At the last national parliamentary election, in 2010, the
Conservatives fell short of an overall majority even though
Labour were unpopular after 13 years in power. Cameron was
forced to form an uneasy coalition with the Liberal Democrats.
"A MACHINE THAT'S NOT WORKING"
Vociferous right-wingers within the Conservative Party have
always maintained that Cameron should have done more to appeal
to the party's traditional supporters by attacking the European
Union and talking tough on crime and immigration.
"So far he's tended to treat his party like a general, a
field-marshal. But he has to realise it's not his party and
listen to other voices in the party," influential online
Conservative activist Tim Montgomerie told Reuters.
"Until he shows he's an electoral success, he won't command
loyalty. The Conservative Party is an election-winning machine
and right now it's a machine that's not working."

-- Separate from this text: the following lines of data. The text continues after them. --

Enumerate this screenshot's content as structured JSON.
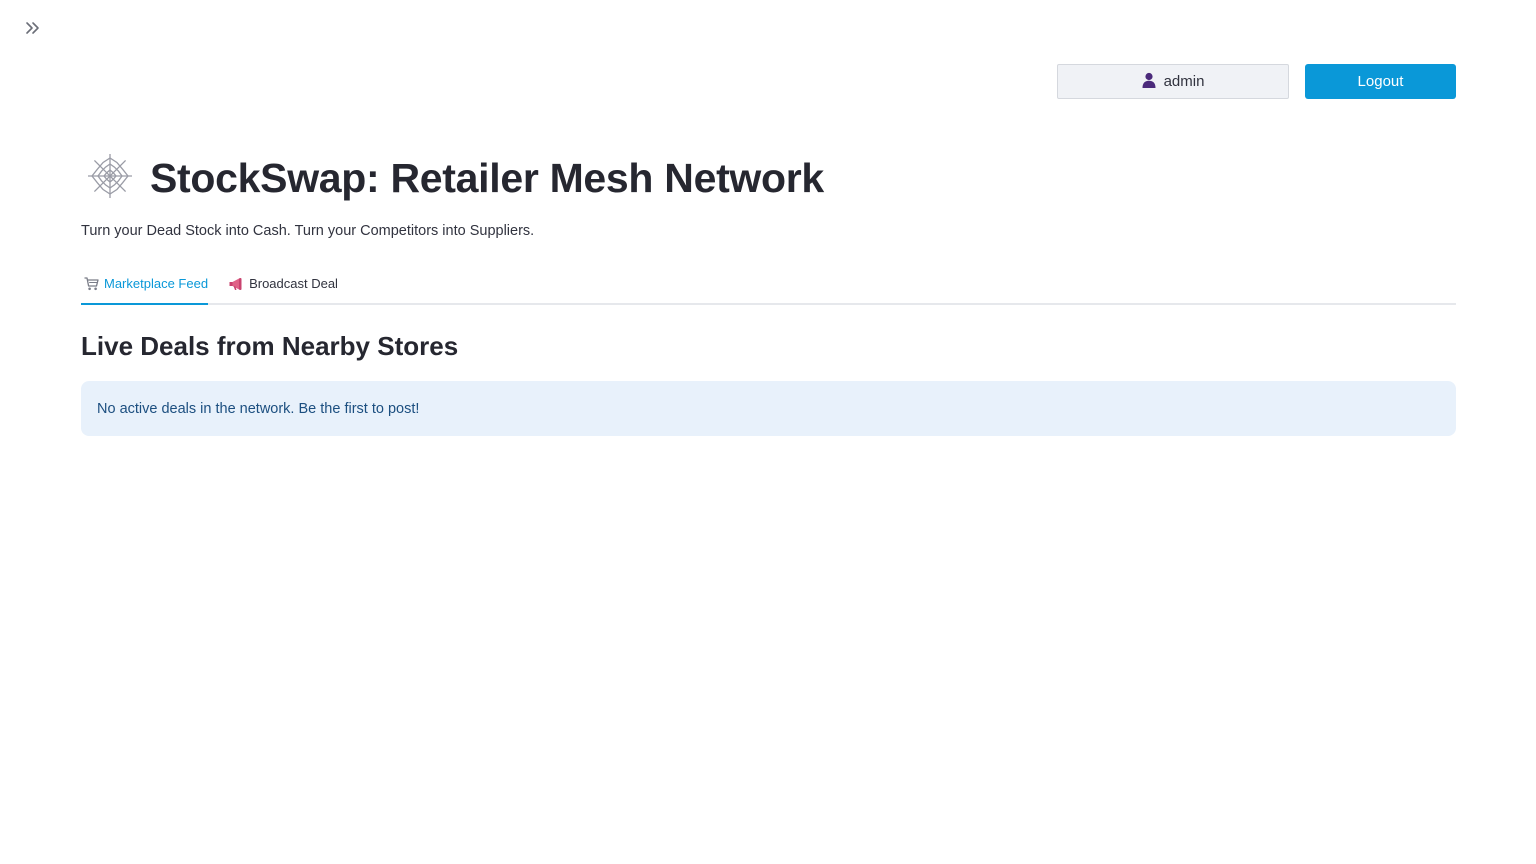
{
  "sidebar_toggle": {
    "icon": "double-chevron-right-icon"
  },
  "header": {
    "user": {
      "icon": "user-icon",
      "name": "admin"
    },
    "logout_label": "Logout"
  },
  "app": {
    "title_icon": "spider-web-icon",
    "title": "StockSwap: Retailer Mesh Network",
    "tagline": "Turn your Dead Stock into Cash. Turn your Competitors into Suppliers."
  },
  "tabs": [
    {
      "icon": "shopping-cart-icon",
      "label": "Marketplace Feed",
      "active": true
    },
    {
      "icon": "megaphone-icon",
      "label": "Broadcast Deal",
      "active": false
    }
  ],
  "main": {
    "section_heading": "Live Deals from Nearby Stores",
    "info_message": "No active deals in the network. Be the first to post!"
  },
  "colors": {
    "accent": "#0a98d8",
    "info_bg": "#e8f1fb",
    "info_text": "#1c4f80",
    "user_icon": "#4b2a7b"
  }
}
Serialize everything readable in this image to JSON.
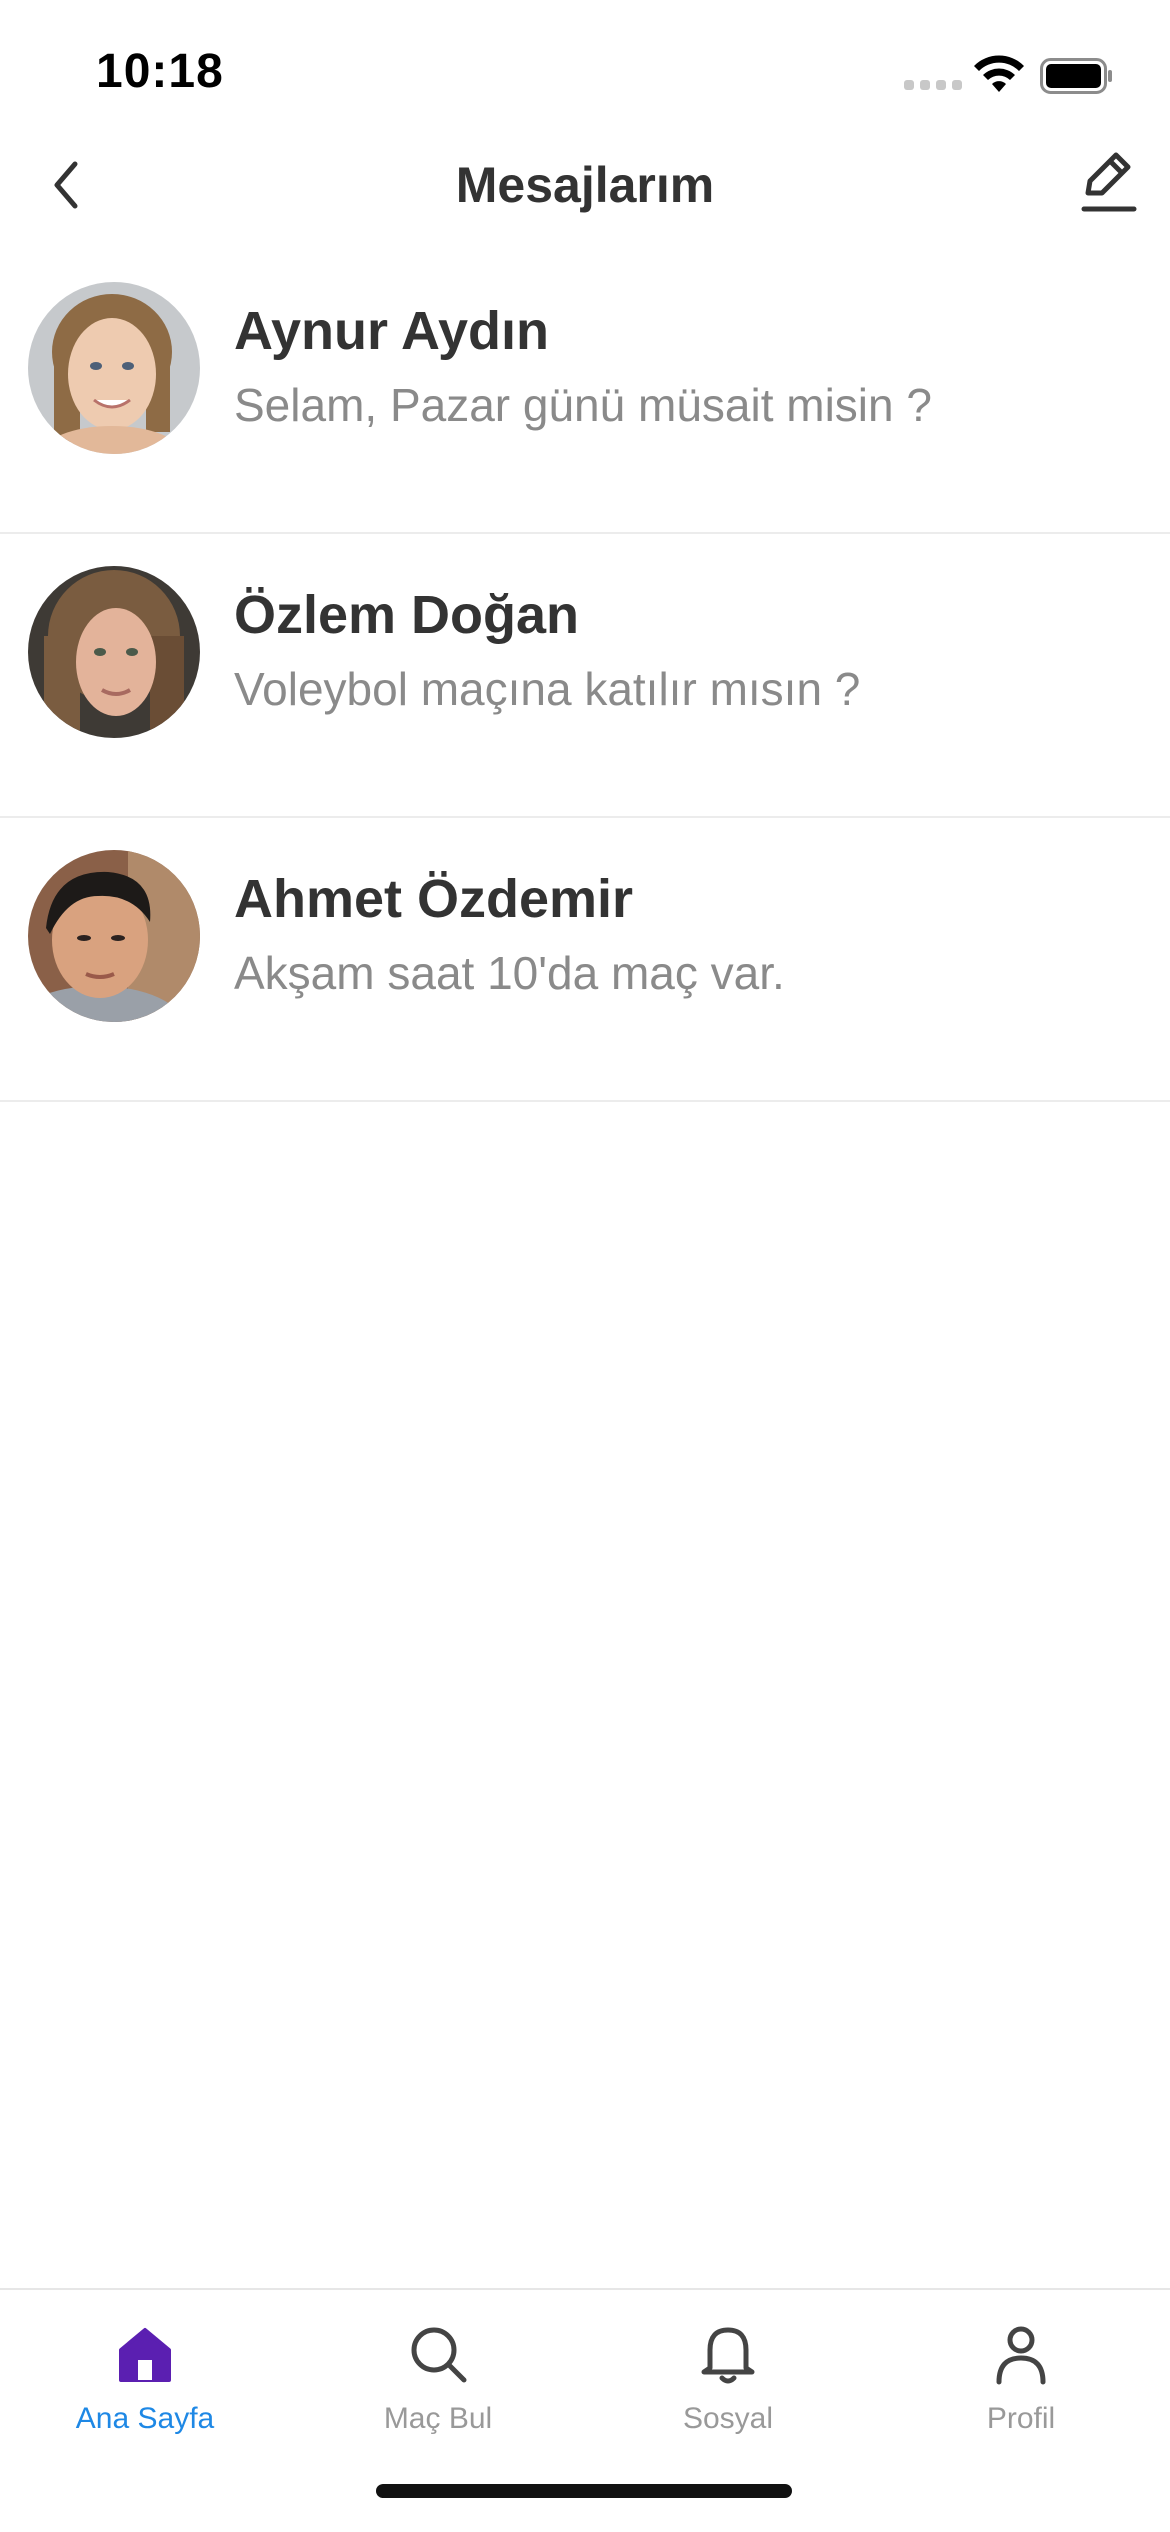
{
  "status_bar": {
    "time": "10:18"
  },
  "header": {
    "title": "Mesajlarım"
  },
  "conversations": [
    {
      "name": "Aynur Aydın",
      "preview": "Selam, Pazar günü müsait misin ?"
    },
    {
      "name": "Özlem Doğan",
      "preview": "Voleybol maçına katılır mısın ?"
    },
    {
      "name": "Ahmet Özdemir",
      "preview": "Akşam saat 10'da maç var."
    }
  ],
  "tabbar": {
    "active_color": "#1e88e5",
    "home_icon_color": "#5b1fb1",
    "items": [
      {
        "label": "Ana Sayfa",
        "icon": "home-icon",
        "active": true
      },
      {
        "label": "Maç Bul",
        "icon": "search-icon",
        "active": false
      },
      {
        "label": "Sosyal",
        "icon": "bell-icon",
        "active": false
      },
      {
        "label": "Profil",
        "icon": "person-icon",
        "active": false
      }
    ]
  }
}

Cameron's cherished policy of strengthening local democracy
by introducing elected mayors also suffered a setback. Voters in
eight cities voted against having a directly elected mayor, with
only Bristol voting in favour.
The picture was equally bleak for the Liberal Democrats,
whose support has collapsed since they went into government. The
local election results in England were the worst in their
In one area of Edinburgh, the Liberal Democrats won fewer
votes than a climate activist wearing a penguin suit calling
himself Professor Pongoo.
Labour, which had struggled to capitalise on the coalition's
problems, captured 38 percent of the national vote versus 31
percent for the Conservatives and 16 percent for the Lib Dems.
Voters turnout was low at just 32 percent.